Sri Lanka President Mahinda Rajapakse has appointed Rev. Warapitiya Rahula Thero as the curator for archaeological artifacts in Jaffna peninsula in an attempt to fabricate evidence to show the Sinhalese masses and the outer world that traces of Buddhism in Jaffna peninsula are exclusively Sinhalese, sources in Jaffna said. Rev. Rahula Thero will be working from an office that is to be soon built in the ‘Old Park’ located next to Jaffna Secretariat. Jaffna Museum which had lain neglected for more than 30 years and looted during successive Sri Lanka Army (SLA) offensives on the peninsula is to be relocated to the new archaeological department in Old Park where Rev. Rahula Thero will go into action following in the footsteps of the successive Sinhalese regimes which have tried to rewrite the history of Sri Lanka in favour of Sinhalese Buddhists, the sources added.

The appointment of a Sinhalese Buddhist priest as archaeological curator to Jaffna under the Ministry of Social Services is a thinly veiled attempt to debilitate any traces ancient archaeological artifacts of the ancient Tamils, as it had been the prime motive of all the majority Sinhalese governments that had ruled Sri Lanka after independence, the sources further said.

Archaeology department officials of Sri Lanka, all of them Sinhalese, visited Jaffna recently showing interest in the ‘monuments’ in the peninsula, ostensibly to invite ‘tourist attraction’ for the ‘development’ of Jaffna, but actually on an agenda of cultural genocide, an academic in Jaffna said.

The most important archaeological site, Kantharoadai in the peninsula, is of Megalithic origins dating back to c. 1000 BCE, as revealed in an excavations conducted by the Pennsylvania University in the 1960s. It was one of the earliest urban centres of the island, parallel to Anuradhapura, interacting far and wide with the outside world. The megalithic culture is widely acknowledged as an expression of Dravidian civilization in South India and in the island of Sri Lanka.
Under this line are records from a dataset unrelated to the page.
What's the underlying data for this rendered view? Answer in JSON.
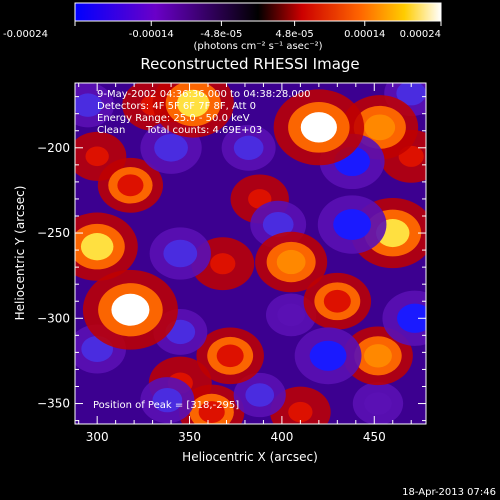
{
  "colorbar": {
    "tick_labels": [
      "-0.00024",
      "-0.00014",
      "-4.8e-05",
      "4.8e-05",
      "0.00014",
      "0.00024"
    ],
    "tick_values": [
      -0.00024,
      -0.00014,
      -4.8e-05,
      4.8e-05,
      0.00014,
      0.00024
    ],
    "range": [
      -0.00024,
      0.00024
    ],
    "unit_label": "(photons cm⁻² s⁻¹ asec⁻²)",
    "colors": [
      "#0000ff",
      "#6a00c8",
      "#000000",
      "#cc0000",
      "#ff6600",
      "#ffcc00",
      "#ffffff"
    ]
  },
  "chart_data": {
    "type": "heatmap",
    "title": "Reconstructed RHESSI Image",
    "xlabel": "Heliocentric X (arcsec)",
    "ylabel": "Heliocentric Y (arcsec)",
    "xlim": [
      288,
      478
    ],
    "ylim": [
      -362,
      -162
    ],
    "x_ticks": [
      300,
      350,
      400,
      450
    ],
    "y_ticks": [
      -200,
      -250,
      -300,
      -350
    ],
    "x_tick_labels": [
      "300",
      "350",
      "400",
      "450"
    ],
    "y_tick_labels": [
      "−200",
      "−250",
      "−300",
      "−350"
    ],
    "peak": [
      318,
      -295
    ],
    "sources": [
      {
        "x": 318,
        "y": -295,
        "value": 0.00024
      },
      {
        "x": 352,
        "y": -174,
        "value": 0.00018
      },
      {
        "x": 420,
        "y": -188,
        "value": 0.00022
      },
      {
        "x": 453,
        "y": -188,
        "value": 0.00016
      },
      {
        "x": 460,
        "y": -250,
        "value": 0.00019
      },
      {
        "x": 300,
        "y": -258,
        "value": 0.00018
      },
      {
        "x": 405,
        "y": -267,
        "value": 0.00014
      },
      {
        "x": 430,
        "y": -290,
        "value": 0.00012
      },
      {
        "x": 318,
        "y": -222,
        "value": 0.00011
      },
      {
        "x": 368,
        "y": -268,
        "value": 0.0001
      },
      {
        "x": 452,
        "y": -322,
        "value": 0.00013
      },
      {
        "x": 372,
        "y": -322,
        "value": 0.00012
      },
      {
        "x": 362,
        "y": -355,
        "value": 0.00011
      },
      {
        "x": 410,
        "y": -355,
        "value": 9e-05
      },
      {
        "x": 330,
        "y": -175,
        "value": 9e-05
      },
      {
        "x": 300,
        "y": -205,
        "value": 8e-05
      },
      {
        "x": 345,
        "y": -338,
        "value": 0.0001
      },
      {
        "x": 388,
        "y": -230,
        "value": 8e-05
      },
      {
        "x": 470,
        "y": -205,
        "value": 0.0001
      },
      {
        "x": 340,
        "y": -200,
        "value": -0.00016
      },
      {
        "x": 382,
        "y": -200,
        "value": -0.00012
      },
      {
        "x": 438,
        "y": -208,
        "value": -0.00018
      },
      {
        "x": 470,
        "y": -168,
        "value": -0.00012
      },
      {
        "x": 438,
        "y": -245,
        "value": -0.0002
      },
      {
        "x": 398,
        "y": -245,
        "value": -0.00013
      },
      {
        "x": 345,
        "y": -262,
        "value": -0.00016
      },
      {
        "x": 300,
        "y": -318,
        "value": -0.00014
      },
      {
        "x": 345,
        "y": -308,
        "value": -0.00012
      },
      {
        "x": 472,
        "y": -300,
        "value": -0.00018
      },
      {
        "x": 425,
        "y": -322,
        "value": -0.00019
      },
      {
        "x": 405,
        "y": -298,
        "value": -0.0001
      },
      {
        "x": 338,
        "y": -348,
        "value": -0.00012
      },
      {
        "x": 388,
        "y": -345,
        "value": -0.00011
      },
      {
        "x": 452,
        "y": -350,
        "value": -0.0001
      },
      {
        "x": 295,
        "y": -175,
        "value": -0.00011
      }
    ]
  },
  "annotations": {
    "time_range": "9-May-2002 04:36:36.000 to 04:38:28.000",
    "detectors": "Detectors: 4F 5F 6F 7F 8F, Att 0",
    "energy_range": "Energy Range: 25.0 - 50.0 keV",
    "clean": "Clean",
    "total_counts": "Total counts: 4.69E+03",
    "peak_position": "Position of Peak = [318,-295]"
  },
  "footer_date": "18-Apr-2013 07:46"
}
The subsequent Buddhist phase of the site is a unique manifestation in concept and architecture, significantly different from the south of the island and is often recognized as a heritage of Tamil Buddhism. This heritage of Jaffna is identified as one that is closely associated with the genre of Buddhism found mentioned in the Tamil Buddhist epic Ma’nimeakalai of the early centuries of the Common Era.
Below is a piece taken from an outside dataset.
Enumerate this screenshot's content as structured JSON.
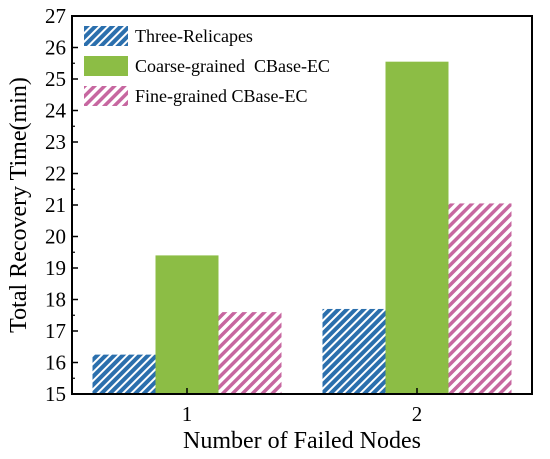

Several organizations in Jaffna had requested the different governments in the last 30 years to renovate Jaffna Museum that lay neglected but none of them had cared to do so.

The appointment of Rev. Warapitiya Rahula Thero now is seen as an obvious act to crush the aspirations of the Tamils to be the rulers of their traditional homelands in the North, the sources further said.